Technical data

Chapter 5: Fortran Enhancements for Multiprocessors

This can be parallelized on the I loop. Because the inner loop goes from 1 to

I, the ﬁrst block of iterations of the outer loop will end long before the last

block of iterations of the outer loop.

In this example, this is easy to see and predictable, so you can change the

program:

NUM_THREADS = MP_NUMTHREADS()

C$DOACROSS LOCAL(I, J, K)

DO K = 1, NUM_THREADS

DO I = K, N, NUM_THREADS

DO J = 1, I

A(J, I) = A(J, I) + B(J)*C(I)

END DO

In this rewritten version, instead of breaking up the I loop into contiguous

blocks, break it into interleaved blocks. Thus, each execution thread receives

some small values of I and some large values of I, giving a better balance of

work between the threads. Interleaving usually, but not always, helps cure a

load balancing problem.

This desirable transformation is provided to do this automatically by using

the MP_SCHEDTYPE clause.

C$DOACROSS LOCAL (I,J), MP_SCHEDTYPE=INTERLEAVE

DO 20 I = 1, N

DO 10 J = 1, I

A (J,I) = A(J,I) + B(J)*C(J)

10 CONTINUE

20 CONTINUE

This has the same meaning as the rewritten form above.

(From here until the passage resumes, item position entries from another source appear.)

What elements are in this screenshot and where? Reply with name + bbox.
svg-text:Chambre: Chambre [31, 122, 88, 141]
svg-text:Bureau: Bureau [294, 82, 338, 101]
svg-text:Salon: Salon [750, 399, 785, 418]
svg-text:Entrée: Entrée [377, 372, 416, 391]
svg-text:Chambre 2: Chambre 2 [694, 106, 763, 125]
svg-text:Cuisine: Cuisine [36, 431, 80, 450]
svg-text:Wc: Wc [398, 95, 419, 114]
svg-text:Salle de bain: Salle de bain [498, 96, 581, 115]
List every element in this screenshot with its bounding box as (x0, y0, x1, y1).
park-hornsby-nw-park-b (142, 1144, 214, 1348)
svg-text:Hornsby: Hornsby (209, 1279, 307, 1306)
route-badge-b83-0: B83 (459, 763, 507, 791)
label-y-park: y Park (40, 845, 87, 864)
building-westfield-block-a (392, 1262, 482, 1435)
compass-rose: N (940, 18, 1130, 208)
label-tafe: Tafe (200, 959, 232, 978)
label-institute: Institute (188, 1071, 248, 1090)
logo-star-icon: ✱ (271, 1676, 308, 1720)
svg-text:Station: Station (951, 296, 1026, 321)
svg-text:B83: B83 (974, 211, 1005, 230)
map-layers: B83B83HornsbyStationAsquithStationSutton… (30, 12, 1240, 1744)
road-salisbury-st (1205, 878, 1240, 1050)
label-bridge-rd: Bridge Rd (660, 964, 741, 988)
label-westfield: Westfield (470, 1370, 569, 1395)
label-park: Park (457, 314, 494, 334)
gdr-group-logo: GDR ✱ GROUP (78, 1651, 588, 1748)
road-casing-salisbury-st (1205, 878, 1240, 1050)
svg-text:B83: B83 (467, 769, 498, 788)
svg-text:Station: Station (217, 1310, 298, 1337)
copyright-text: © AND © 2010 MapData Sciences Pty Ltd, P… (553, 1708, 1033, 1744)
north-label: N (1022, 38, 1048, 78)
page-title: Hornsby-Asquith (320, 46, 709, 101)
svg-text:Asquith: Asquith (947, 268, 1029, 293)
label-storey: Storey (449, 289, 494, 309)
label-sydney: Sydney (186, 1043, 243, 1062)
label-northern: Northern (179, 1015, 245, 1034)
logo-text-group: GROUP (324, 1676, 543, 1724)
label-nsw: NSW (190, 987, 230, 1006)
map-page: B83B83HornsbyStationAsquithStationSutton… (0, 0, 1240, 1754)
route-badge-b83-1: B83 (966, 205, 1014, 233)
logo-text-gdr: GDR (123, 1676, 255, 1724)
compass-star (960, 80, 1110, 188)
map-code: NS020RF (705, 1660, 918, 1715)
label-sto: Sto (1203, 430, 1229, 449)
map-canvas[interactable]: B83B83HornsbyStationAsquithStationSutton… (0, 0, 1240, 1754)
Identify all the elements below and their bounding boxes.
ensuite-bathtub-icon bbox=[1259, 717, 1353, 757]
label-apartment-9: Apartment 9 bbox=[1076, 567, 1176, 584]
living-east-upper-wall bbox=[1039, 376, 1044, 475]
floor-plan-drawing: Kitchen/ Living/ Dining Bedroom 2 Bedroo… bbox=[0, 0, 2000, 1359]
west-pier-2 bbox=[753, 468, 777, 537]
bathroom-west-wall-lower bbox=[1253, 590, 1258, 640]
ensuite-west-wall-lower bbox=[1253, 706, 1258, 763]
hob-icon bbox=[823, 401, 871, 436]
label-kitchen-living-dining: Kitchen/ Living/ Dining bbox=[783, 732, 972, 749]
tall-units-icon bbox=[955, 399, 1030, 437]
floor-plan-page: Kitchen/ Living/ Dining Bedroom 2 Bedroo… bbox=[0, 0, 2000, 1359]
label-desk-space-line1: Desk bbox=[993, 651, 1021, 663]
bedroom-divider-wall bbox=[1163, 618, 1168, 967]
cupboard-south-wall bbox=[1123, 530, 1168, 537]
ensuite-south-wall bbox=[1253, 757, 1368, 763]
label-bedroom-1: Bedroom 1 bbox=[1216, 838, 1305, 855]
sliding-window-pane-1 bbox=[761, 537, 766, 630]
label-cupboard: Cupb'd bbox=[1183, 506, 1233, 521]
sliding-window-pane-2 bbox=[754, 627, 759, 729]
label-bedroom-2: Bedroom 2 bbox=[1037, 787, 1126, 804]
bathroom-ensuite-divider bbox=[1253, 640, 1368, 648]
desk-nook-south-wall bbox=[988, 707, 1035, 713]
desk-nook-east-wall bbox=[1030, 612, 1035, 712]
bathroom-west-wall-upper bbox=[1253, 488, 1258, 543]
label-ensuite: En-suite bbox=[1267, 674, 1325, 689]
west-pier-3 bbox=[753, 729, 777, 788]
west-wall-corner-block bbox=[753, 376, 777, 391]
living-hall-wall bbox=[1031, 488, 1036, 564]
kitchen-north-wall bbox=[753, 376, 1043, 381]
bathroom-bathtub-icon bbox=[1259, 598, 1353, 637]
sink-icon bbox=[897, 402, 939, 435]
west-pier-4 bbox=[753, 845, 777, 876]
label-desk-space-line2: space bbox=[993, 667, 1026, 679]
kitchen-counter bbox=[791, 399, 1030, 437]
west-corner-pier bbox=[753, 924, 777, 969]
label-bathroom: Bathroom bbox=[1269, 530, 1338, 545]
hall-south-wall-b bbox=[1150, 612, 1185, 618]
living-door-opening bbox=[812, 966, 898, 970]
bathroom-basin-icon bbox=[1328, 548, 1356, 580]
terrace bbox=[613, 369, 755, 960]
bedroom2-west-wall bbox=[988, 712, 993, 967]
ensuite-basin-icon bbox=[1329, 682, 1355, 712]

Note that this can cause poor cache performance because you are no longer

stepping through the array at stride 1. This can be somewhat improved by

adding a CHUNK clause. CHUNK= 4 or 8 is often a good choice of value.

Each small chunk will have stride 1 to improve cache performance, while the

chunks are interleaved to improve load balancing.